De quoi s'agit-il? Izawa Riiko, OL intérimaire dans une société de confection de pâtisseries, ne rencontre pas le succès espéré, ni dans sa vie professionnelle, ni sur le plan sentimental et affectif. Elle est donc le parfait cobaye pour accueillir quelques jours chez elle un prototype de robot humanoïde destiné à jouer, pour les femmes solitaires, le rôle du parfait fiancé. On s'en doute, cette étrange cohabitation se révèle particulièrement propice à bon nombre de situations comiques. En effet, si Night reproduit les comportements d'un amoureux enflammé, il ne dispose pas du bon sens commun qui lui permettrait d'éviter les manifestations affectives ou les déclarations amoureuses dans les situations qui ne s'y prêtent guère. Difficile de ne pas comprendre le stress et la gêne d'une Riiko poursuivit par les assiduités démonstratives de son robot. Et quel foi accorder à des actes ou des paroles pré-programmés émanant d'un tas de métal?


Naturellement, le comique de la situation vient de ce décalage entre la femme et la machine, mais la situation n'est, à vrai dire, pas uniquement humoristique. Au-delà de ses gaffes, Night propose bien tous les avantages du parfait amant: bel homme, dévoué, patient, attentionné, affectueux, toujours à encourager sa partenaire, à lui sourire, à la complimenter, sans compter qu'il se révèle être une vraie fée du logis et un comptable scrupuleux. Finalement, pour chacun et chacune d'entre nous, quel(le) est vraiment le ou la partenaire idéal(e)? Quelles exigences avons-nous envers lui ou elle? D'une certaine façon, la série place la femme japonaise devant ses contradictions: bien qu'on lui donne l'homme idéal, Riiko n'a de cesse de le repousser. Bien évidemment, il ne s'agit pas de fustiger spécifiquement la gent féminine, mais, si on replace le drama dans le contexte social japonais, on ne peut que constater que Zettai Kareshi taquine gentiment les désirs féminins qui se sont faits jour au Japon depuis la fin des années 80 et ont mis à mal la relation homme-femme y ayant traditionnellement cours. Même si le pragmatisme des mariages de raison existe toujours - on repense ici aux fameux "3 kô": kô-shinchô = grande taille; kô-gakureki = bonne instruction; kô-shûnyû = haut salaire - les Japonaises ne s'en satisfont plus et expriment leur envie d'être séduites, soutenues, aimées... Si on en croit les chiffres parus ces dernières années sur le célibat, dans ce pays où le mariage semble demeurer une institution fondamentale, la divergence entre les attentes archaïques de nombreux hommes et celles, plus modernes, des femmes n'est pas encore résolue. En conséquence, même si ce drama se veut avant tout un divertissement, il s'inscrit dans une thématique sociale particulièrement prégnante au Japon.

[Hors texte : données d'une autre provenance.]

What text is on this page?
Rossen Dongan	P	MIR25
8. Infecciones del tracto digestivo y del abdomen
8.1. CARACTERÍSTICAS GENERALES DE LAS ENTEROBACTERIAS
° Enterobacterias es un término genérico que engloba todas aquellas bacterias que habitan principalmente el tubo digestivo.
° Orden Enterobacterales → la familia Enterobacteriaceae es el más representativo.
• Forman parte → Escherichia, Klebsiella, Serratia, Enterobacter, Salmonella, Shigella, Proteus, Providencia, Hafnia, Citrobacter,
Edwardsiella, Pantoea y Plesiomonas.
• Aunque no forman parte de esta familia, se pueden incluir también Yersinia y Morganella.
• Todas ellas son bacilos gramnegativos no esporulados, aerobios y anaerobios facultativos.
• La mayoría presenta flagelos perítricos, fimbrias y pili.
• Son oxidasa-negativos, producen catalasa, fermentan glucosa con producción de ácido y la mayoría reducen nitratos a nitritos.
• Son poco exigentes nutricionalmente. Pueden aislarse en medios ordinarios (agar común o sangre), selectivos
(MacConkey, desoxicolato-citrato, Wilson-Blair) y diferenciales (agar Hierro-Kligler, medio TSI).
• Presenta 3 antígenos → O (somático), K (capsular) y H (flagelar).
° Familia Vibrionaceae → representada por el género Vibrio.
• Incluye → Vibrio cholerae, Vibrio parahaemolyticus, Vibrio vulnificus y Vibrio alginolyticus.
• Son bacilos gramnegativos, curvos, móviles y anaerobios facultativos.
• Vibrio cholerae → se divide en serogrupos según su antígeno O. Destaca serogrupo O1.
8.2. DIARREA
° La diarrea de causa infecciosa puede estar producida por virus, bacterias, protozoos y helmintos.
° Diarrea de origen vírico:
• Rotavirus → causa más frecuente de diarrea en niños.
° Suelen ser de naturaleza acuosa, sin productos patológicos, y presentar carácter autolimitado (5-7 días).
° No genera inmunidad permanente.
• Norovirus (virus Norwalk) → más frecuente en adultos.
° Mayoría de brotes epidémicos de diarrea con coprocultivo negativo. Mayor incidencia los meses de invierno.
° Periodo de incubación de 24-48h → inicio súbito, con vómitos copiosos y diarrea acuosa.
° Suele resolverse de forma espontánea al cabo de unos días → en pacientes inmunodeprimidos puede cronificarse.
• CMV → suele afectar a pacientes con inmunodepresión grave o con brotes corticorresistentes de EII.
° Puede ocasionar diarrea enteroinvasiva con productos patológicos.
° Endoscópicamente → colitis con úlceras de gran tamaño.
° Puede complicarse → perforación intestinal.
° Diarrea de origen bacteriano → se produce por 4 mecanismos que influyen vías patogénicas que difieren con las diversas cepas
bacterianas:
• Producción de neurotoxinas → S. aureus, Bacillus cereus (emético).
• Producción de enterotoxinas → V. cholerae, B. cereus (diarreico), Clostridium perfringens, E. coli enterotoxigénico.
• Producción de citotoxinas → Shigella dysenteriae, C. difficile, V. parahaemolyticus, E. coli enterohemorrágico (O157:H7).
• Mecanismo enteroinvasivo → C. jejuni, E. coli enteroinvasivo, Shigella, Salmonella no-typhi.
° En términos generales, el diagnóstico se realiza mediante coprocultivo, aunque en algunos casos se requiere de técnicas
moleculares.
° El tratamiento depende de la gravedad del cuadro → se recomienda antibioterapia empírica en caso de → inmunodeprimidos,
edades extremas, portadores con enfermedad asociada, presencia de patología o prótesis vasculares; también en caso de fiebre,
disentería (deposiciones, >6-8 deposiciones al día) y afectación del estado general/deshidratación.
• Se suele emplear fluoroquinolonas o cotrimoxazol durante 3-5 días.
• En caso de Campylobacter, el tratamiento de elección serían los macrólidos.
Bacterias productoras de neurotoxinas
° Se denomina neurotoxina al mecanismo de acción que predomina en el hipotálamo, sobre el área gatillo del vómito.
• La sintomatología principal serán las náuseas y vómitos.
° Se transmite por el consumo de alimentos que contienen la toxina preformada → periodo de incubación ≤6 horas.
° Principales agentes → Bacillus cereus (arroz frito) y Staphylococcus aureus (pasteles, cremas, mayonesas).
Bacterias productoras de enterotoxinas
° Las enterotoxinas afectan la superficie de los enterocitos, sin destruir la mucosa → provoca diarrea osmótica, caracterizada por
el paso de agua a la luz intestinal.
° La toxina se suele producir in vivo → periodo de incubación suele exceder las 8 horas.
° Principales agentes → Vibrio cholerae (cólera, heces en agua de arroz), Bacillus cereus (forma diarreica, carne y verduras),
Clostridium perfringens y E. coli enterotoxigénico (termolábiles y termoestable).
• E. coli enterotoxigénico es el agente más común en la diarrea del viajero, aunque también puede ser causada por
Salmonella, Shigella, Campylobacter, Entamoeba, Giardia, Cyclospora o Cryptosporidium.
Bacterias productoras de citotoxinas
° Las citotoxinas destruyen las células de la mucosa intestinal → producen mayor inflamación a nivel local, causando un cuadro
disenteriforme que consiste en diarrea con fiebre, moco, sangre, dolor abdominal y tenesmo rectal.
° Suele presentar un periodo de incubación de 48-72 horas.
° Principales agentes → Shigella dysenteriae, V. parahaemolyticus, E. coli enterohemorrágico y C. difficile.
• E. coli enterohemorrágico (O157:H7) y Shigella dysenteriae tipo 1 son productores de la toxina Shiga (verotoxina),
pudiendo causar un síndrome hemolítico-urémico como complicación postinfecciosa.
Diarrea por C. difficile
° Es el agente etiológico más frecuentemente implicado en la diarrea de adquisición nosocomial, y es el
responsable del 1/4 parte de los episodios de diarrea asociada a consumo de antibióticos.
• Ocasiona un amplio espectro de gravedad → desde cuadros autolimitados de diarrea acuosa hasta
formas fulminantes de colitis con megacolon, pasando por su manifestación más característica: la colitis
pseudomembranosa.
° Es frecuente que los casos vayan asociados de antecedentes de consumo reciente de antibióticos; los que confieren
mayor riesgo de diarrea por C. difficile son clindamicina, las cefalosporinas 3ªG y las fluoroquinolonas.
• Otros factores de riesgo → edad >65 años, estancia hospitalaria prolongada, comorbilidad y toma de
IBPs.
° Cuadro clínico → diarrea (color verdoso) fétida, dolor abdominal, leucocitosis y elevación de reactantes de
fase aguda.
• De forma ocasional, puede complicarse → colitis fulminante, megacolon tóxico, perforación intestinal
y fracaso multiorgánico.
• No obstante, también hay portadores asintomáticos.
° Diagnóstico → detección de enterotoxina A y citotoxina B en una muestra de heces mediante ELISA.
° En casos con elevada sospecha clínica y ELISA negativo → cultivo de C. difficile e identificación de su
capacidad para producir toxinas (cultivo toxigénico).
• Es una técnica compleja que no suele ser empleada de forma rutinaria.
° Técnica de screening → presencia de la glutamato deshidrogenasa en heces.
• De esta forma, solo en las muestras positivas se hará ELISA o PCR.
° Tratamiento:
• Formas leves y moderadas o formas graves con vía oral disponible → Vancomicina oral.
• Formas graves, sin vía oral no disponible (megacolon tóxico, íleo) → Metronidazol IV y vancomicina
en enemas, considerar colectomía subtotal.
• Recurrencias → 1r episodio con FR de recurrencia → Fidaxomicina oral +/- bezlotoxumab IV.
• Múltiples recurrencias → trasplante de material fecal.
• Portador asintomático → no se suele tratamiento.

Ainsi, comme je l'évoquais en préambule, la comédie un peu bouffonne fondée sur les relations compliquées femme-robot n'est bien qu'un thème parmi d'autres, d'abord très présent puis ouvrant la porte à d'autres. S'y ajoute donc un thème social, mais également et de manière logique, un questionnement amoureux. Au fil des épisodes, la question des sentiments d'un être humain envers un "compagnon" - quelle détermination adéquate employer? - finit par devenir centrale. La série n'étant pas à un élément invraisemblable près, les scénaristes ont ainsi eu l'intelligence de développer le personnage de Night pour le faire sortir de sa posture de simple robot et permettre ainsi de donner quelque crédibilité à ces questions: les sentiments humains sont-ils nécessairement réservés à nos congénères? Quelle est alors la vraie nature de ces sentiments? Peut-on s'en satisfaire? Par exemple, Night ne vieillit pas, ni ne peut avoir d'enfants, des thèmes importants dans un projet de couple. Ainsi, au milieu des rires, le téléspectateur est invité à réfléchir plus ou moins consciemment à l'importance et à la nature des sentiments.


Pour atteindre leur objectif d'à la fois faire rire et émouvoir leur audience, les promoteurs de Zettai Kareshi n'ont pas hésité à accumuler les invraisemblances propres aux récits de science-fiction et aux contes de fée. Et pourquoi pas? Si les évènements de la série sont censés se dérouler dans notre monde contemporain, l'absence de crédibilité des faits n'a pas vraiment d'importance. Dès lors qu'on laisse son esprit cartésien derrière soi, rien n'interdit de s'abandonner aux développements tumultueux de la relation entre Riiko et Night. C'est d'ailleurs à cette seule condition qu'on pourra pleinement profiter des scènes émouvantes qui clôturent la série.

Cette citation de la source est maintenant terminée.